不需要耳光,不需要言語,甚至不需要眼神,他們就被夾在了火堆之上炙烤,而且完完全全無法反抗,就連掙扎都不能,任何輕舉妄動只是讓他們更加狼狽,也更加悽慘。

一擊致命。

這是他們的第一次正面交鋒,但他們卻一敗塗地。那麼接下來呢?接下來應該怎麼辦?

現在大腦之中一團亂麻,他們需要冷靜冷靜,好好地理清思路才行。多年的貴族底蘊終究還是維持住了面具的完整,哪怕這張面具已經支離破碎了,但至少沒有在大庭廣眾之下完全崩潰,丟人現眼。
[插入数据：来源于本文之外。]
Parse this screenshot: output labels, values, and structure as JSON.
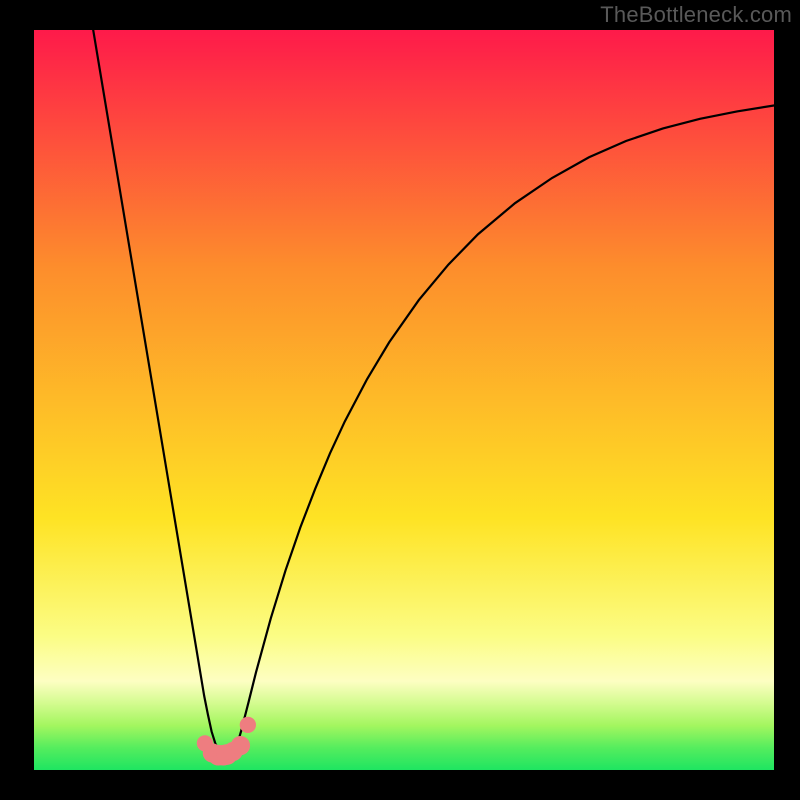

伊莉莎白微微側過身,禮貌地對著比奧福德子爵和牛津伯爵點頭示意,而後這才轉身離開。如果是平時,即使是撤退,她也需要不慌不忙,然後和周圍的其他賓客閒聊幾句,展現出自己的氣定神閒,但今天卻沒有辦法,停留在宴會廳的每一秒鐘都是一種煎熬,她必須立刻離開。立刻!

喬治的腳步比伊莉莎白還要更加急促一些。

平時更加鎮定的喬治,骨子裡其實更加急躁。